Worf é seriamente ferido quando um raio de fixação falha e faz
com que um conteiner pesado caia sobre ele. Quando ele acorda na
enfermaria, é recebido com uma notícia terrível --ele está
paraplégico da cintura para baixo. A dra. Crusher informa seu
paciente de que ela convocou uma especialista, a neurogeneticista
dra. Toby Russell, mas avisa a Worf que suas chances de recuperar
totalmente suas pernas são mínimas. A notícia afeta o orgulho
Klingon do tenente, e ele se recusa a permitir que qualquer um,
incluindo seu filho Alexander, visite-o.
Discutindo
o caso de Worf com a dra. Crusher, a dra. Russell propõe a
impementação de uma técnica médica radical, que ainda está em
estágio experimental. Beverly se recusa, indisposta a arriscar a
vida de Worf quando ele não corre risco de morte. Worf, entretanto,
acredita que sua vida já acabou. Ele pede a Riker que o ajude em
seu suicídio cerimonial, citando a crença de que nenhum Klingon
deveria viver como objeto de pena ou vergonha, mas o
primeiro-oficial reluta.
Mais tarde, a dra. Crusher e a dra. Russel visitam Worf para
discutir as opções. Elas apresentam implantes projetados para
restaurar parcialmente o movimento de suas pernas, mas Worf recusa,
dizendo preferir morrer a ser menos do que o homem que era antes.

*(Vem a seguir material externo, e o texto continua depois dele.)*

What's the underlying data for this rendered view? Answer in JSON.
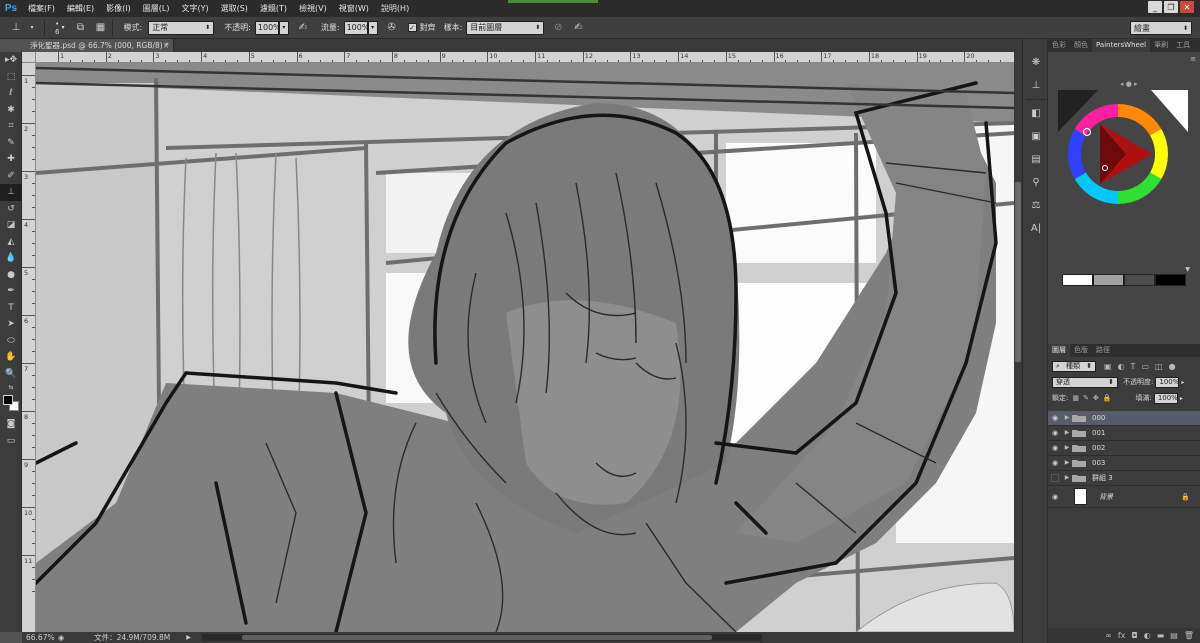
{
  "app": {
    "logo": "Ps"
  },
  "menu": [
    "檔案(F)",
    "編輯(E)",
    "影像(I)",
    "圖層(L)",
    "文字(Y)",
    "選取(S)",
    "濾鏡(T)",
    "檢視(V)",
    "視窗(W)",
    "說明(H)"
  ],
  "window_controls": [
    "_",
    "❐",
    "✕"
  ],
  "options": {
    "brush_size": "6",
    "mode_label": "模式:",
    "mode_value": "正常",
    "opacity_label": "不透明:",
    "opacity_value": "100%",
    "flow_label": "流量:",
    "flow_value": "100%",
    "aligned_label": "對齊",
    "sample_label": "樣本:",
    "sample_value": "目前圖層",
    "workspace_value": "繪畫"
  },
  "document": {
    "tab_title": "淨化聖器.psd @ 66.7% (000, RGB/8) *",
    "close": "×"
  },
  "ruler": {
    "top_ticks": [
      "1",
      "2",
      "3",
      "4",
      "5",
      "6",
      "7",
      "8",
      "9",
      "10",
      "11",
      "12",
      "13",
      "14",
      "15",
      "16",
      "17",
      "18",
      "19",
      "20"
    ],
    "left_ticks": [
      "1",
      "2",
      "3",
      "4",
      "5",
      "6",
      "7",
      "8",
      "9",
      "10",
      "11"
    ]
  },
  "status": {
    "zoom": "66.67%",
    "doc_size": "文件：24.9M/709.8M",
    "arrow": "▶"
  },
  "color_panel": {
    "tabs": [
      "色彩",
      "顏色",
      "PaintersWheel",
      "筆刷",
      "工具"
    ],
    "active_tab": "PaintersWheel",
    "swatches": [
      "#ffffff",
      "#a0a0a0",
      "#4c4c4c",
      "#000000"
    ]
  },
  "layers_panel": {
    "tabs": [
      "圖層",
      "色版",
      "路徑"
    ],
    "active_tab": "圖層",
    "filter_label": "種類",
    "blend_mode": "穿透",
    "opacity_label": "不透明度:",
    "opacity_value": "100%",
    "lock_label": "鎖定:",
    "fill_label": "填滿:",
    "fill_value": "100%",
    "layers": [
      {
        "name": "000",
        "visible": true,
        "selected": true
      },
      {
        "name": "001",
        "visible": true,
        "selected": false
      },
      {
        "name": "002",
        "visible": true,
        "selected": false
      },
      {
        "name": "003",
        "visible": true,
        "selected": false
      },
      {
        "name": "群組 3",
        "visible": false,
        "selected": false
      },
      {
        "name": "背景",
        "visible": true,
        "selected": false
      }
    ],
    "bottom_icons": [
      "∞",
      "fx",
      "◘",
      "◐",
      "▬",
      "▤",
      "🗑"
    ]
  },
  "colors": {
    "accent": "#31a8ff",
    "canvas_gray": "#7d7d7d",
    "panel": "#3c3c3c"
  }
}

Neste momento, a dra. Russell diz a Worf sobre a cirurgia
experimental que poderia restaurar totalmente sua mobilidade.
Este movimento enfurece Beverly Crusher, que acredita que a dra.
Russell está tentando usar Worf como cobaia para testar sua técnica.
Eles discutem fora do quarto de Worf até serem chamadas para
atender os sobreviventes da queda de uma outra nave estelar. Lá,
Beverly fica ainda mais enfurecida quando a dra. Russell usa outra técnica
experimental, que leva à morte um paciente. Incapaz de confiar em
sua colega, Crusher dispensa Russell do serviço.
Worf
continua se recusando a considerar os implantes e insiste em querer
morrer. Por causa disso, Picard tenta convencer a dra. Crusher a
permitir que a dra. Russell prossiga com a cirurgia experimental,
mas Beverly permanece firme. Ao mesmo tempo, Riker confronta Worf,
lembrando-o de que a lei Klingon dita que é o filho de Worf, e não
Riker, quem deve ajudá-lo a cometer o suicídio. Incapaz de negar
isso, Worf abandona a idéia de se matar e pede para tentar a
cirurgia da dra. Russell.
Relutantemente, a dra. Crusher concorda, e juntas, ela e a dra.
Russell conduzem a operação. A técnica parece inicialmente estar
funcionando, mas Worf repentinamente tem uma parada cardíaca e
morre na mesa de cirurgia. A dra. Crusher tenta desesperadamente
revivê-lo, mas no fim é obrigada a aceitar que ele se foi. Mas graças
a uma reação bioquímica Klingon misteriosa, Worf subitamente
revive alguns minutos depois e começa a se recuperar. A dra.
Crusher, entretanto, é incapaz de perdoar Russell por ter colocado
em risco a viad de seu colega e amigo.
Comentários:
"Ethics"
é um episódio que deveria ser de exibição obrigatória em
qualquer curso de medicina. O enredo toca em várias questões polêmicas
da profissão, todas extremamente efervescentes nos dias atuais, e a
presença marcante da dra. Crusher, em um dos poucos episódios em
que ela recebe um papel significativo, é um exemplo digno de nota
para qualquer médico ou aspirante.
Por
incrível que possa parecer, o episódio é extremamente verossímil,
do começo ao fim. Embora seja difícil, em princípio, acreditar
que a neurologia esteja tão pouco desenvolvida no século 24 a
ponto de permitir que um homem fique paraplégico após quebrar a
coluna, o fato de Worf ser Klingon salva a pátria da premissa. Graças
à cultura dos Klingons aplicada aos feridos, mas não mortos, é fácil
entender por que esta espécie não se preocupou muito em
desenvolver tratamentos para deficientes físicos. Seria muito mais
fácil --e honroso, do ponto de vista deles-- matar o doente do que
tratá-lo.
Com isso, o cenário está pronto para duas discussões centrais.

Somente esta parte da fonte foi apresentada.